Giriş ve sonuç bölümlerindeki genel değerlendirmede, geçmişte Diyanet’in ve bütün Türkiye’nin FETÖ’yü tanıyamaması dolayısıyla bir yazıklanma dile getirildiği gibi geleceğe yönelik bir kararlığa da vurgu yapılmış. Raporda, “17-25 2013’e kadar (…) genel olarak bu yapının birtakım kuşkulara rağmen nihaî kertede geleneksel bir dinî oluşum olarak görülmesi”nin FETÖ ile alakalı temel yanlışlık olduğu belirtilmiş. Bu, gerçekten yazıklanacak bir durumdur. Çünkü FETÖ, “geleneksel bir dinî kurum” olmanın aksine bütün yönleriyle İslâmî vakıf, tarikat ve cemaat geleneğine aykırı bir yapıydı. Diyanet raporu; bu yapı niçin geleneksel bir dinî kurum şeklinde görüldü, bunun aksini dile getiren birçok kişi ve kurum olmasına rağmen neden öyle kabul edildi ve FETÖ’nün geleneksel dinî oluşumlara aykırı yönleri nelerdir sorularına cevap vermiyor.

Giriş bölümünde “ortaya saçılan gizli bilgi ve belgeler, devlet kurumlarının titiz çalışmaları ve bazı eski Gülen hareketi mensuplarının itiraf ve açıklamaları örgütün gerçek yüzünün bütün çıplaklığı ile” görülmesini sağlamıştır, deniliyor. Bu cümle, geçmişte örgütü tanıma yönünde sergilenen acizliğin devam ettiğinin beyanı mahiyetindedir. Zira bu cümlede geçmişte örgütü anlamamızı sağlayacak birtakım çalışmalara vurgu yapılmadığı görülmektedir. Oysa hem 1960’larda hem de yakın dönemde “gizli belgeler, devlet kurumlarının titiz çalışmaları ve örgüte eskiden mensup olanların itirafları”nın dışında ciddî bir edebiyat ortaya çıkmıştı. Sadece Diyanet’in 1964 Raporu’na dikkat edilseydi İslam’a aykırı özellikler ve örgütsel yapılanmanın geleneğe aykırı yönleriyle ilgili derin kuşkulara bir derinlik kazandırılırdı.

Diyanet FETÖ Raporu örgütü “tarihimizin yüzkarası” şeklinde tanımlamış. Bu tanım önemlidir, zira hem lanetli yapının kendisine vurgu yapılmakta hem de ona bir şekilde zemin hazırlayan, göz yuman, ilişkide bulanan kişi ve kurumlara işaret edilmektedir.

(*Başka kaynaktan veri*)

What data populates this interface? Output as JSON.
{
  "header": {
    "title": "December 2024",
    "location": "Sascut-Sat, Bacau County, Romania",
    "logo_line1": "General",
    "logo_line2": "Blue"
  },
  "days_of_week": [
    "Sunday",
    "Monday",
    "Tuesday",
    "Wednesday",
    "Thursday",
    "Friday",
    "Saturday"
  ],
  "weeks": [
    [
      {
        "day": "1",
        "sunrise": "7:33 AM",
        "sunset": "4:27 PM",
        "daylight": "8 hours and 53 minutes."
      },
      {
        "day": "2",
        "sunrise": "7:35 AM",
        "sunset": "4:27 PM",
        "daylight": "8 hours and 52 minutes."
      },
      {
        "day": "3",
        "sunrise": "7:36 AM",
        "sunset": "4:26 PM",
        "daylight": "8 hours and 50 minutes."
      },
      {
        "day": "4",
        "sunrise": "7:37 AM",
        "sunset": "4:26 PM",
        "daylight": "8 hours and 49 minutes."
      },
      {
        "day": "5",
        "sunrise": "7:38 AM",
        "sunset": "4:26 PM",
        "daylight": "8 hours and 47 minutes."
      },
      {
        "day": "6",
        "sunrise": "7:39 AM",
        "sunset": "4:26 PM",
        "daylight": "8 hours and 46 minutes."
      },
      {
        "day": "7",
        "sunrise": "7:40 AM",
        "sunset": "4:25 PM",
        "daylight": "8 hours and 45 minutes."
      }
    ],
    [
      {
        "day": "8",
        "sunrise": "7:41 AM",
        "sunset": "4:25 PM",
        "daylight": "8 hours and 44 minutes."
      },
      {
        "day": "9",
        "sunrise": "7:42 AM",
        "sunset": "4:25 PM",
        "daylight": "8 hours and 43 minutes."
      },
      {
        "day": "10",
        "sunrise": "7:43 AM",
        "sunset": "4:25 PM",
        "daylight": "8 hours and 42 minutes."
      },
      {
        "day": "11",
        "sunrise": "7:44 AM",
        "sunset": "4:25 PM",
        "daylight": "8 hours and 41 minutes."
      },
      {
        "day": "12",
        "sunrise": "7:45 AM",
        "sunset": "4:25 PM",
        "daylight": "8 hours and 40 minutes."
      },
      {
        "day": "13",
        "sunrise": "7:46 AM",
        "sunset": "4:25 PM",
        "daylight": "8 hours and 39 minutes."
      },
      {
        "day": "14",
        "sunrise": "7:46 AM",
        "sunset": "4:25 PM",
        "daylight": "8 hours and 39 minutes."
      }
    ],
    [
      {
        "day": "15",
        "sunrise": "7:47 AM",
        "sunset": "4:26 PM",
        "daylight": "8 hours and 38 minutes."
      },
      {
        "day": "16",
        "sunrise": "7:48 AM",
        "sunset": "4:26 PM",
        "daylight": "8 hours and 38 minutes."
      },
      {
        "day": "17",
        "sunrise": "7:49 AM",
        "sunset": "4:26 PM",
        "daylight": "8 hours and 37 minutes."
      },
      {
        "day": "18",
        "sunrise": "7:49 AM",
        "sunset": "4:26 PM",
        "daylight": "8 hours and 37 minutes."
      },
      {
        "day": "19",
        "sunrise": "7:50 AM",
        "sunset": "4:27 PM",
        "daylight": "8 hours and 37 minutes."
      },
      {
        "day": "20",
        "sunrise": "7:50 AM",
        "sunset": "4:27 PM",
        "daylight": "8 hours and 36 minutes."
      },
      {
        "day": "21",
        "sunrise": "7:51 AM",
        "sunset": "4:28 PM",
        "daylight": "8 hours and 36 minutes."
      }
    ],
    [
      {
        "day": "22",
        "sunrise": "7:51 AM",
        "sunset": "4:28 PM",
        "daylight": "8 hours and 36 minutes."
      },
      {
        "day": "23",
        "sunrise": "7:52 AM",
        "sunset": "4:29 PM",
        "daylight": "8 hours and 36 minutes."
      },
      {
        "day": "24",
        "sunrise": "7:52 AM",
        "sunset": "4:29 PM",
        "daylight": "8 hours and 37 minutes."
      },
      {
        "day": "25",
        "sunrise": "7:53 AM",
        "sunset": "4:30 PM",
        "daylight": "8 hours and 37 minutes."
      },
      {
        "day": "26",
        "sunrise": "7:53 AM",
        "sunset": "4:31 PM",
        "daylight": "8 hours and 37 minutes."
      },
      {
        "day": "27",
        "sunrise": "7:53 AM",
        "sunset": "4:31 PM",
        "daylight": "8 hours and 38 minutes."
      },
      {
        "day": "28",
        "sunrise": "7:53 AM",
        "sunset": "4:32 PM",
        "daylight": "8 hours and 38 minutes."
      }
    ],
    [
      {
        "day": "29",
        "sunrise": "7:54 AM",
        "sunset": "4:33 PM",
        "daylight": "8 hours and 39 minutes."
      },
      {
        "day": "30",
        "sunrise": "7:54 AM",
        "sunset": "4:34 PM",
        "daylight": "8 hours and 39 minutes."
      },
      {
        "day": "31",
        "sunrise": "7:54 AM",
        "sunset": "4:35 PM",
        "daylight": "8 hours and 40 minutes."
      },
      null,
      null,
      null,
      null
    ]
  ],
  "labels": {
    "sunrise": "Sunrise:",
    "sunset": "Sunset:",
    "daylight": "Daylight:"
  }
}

Fakat raporda yer alan “20. yüzyıl Müslümanları çeşitli sebeplerle ilim ve irfan geleneğimizden koptuğundan Türkiye özelinde, düzenli ve yeterli bir din eğitimi almamakla beraber büyük kitleleri yönlendiren isimler ortaya çıktı.” şeklindeki cümle eleştiriye tabi tutulmalıdır. Çünkü bu cümlede FETÖ’yü Türkiye’nin doğal tarihî koşullarının ortaya çıkardığı ima edilmektedir. Giriş bölümünde yer alan diğer bir cümlede “en başından itibaren” Gülen’in kitap ve ses kayıtlarında İslâm’a aykırı söylemin varlığına işaret edilmektedir. Birinci cümle doğal tarihî koşullara dikkat çekerken ikinci cümle kasıtlı bir müdahaleyi ima etmektedir. Birbirine zıt anlamlar içeren bu iki cümle FETÖ hadisesini din, gelenek ve tarih bağlamına sıkıştırmamıza yol açar. Oysa FETÖ bunlardan başka bir şeydir. Bu bakış açısı FETÖ’nün Avrupa devletleri ve Amerika tarafından hararetle desteklenmesini izah etmez ve dolayısıyla örgütsel yapılanmanın yanlış bir bağlamda ele alınmasına yol açabilir.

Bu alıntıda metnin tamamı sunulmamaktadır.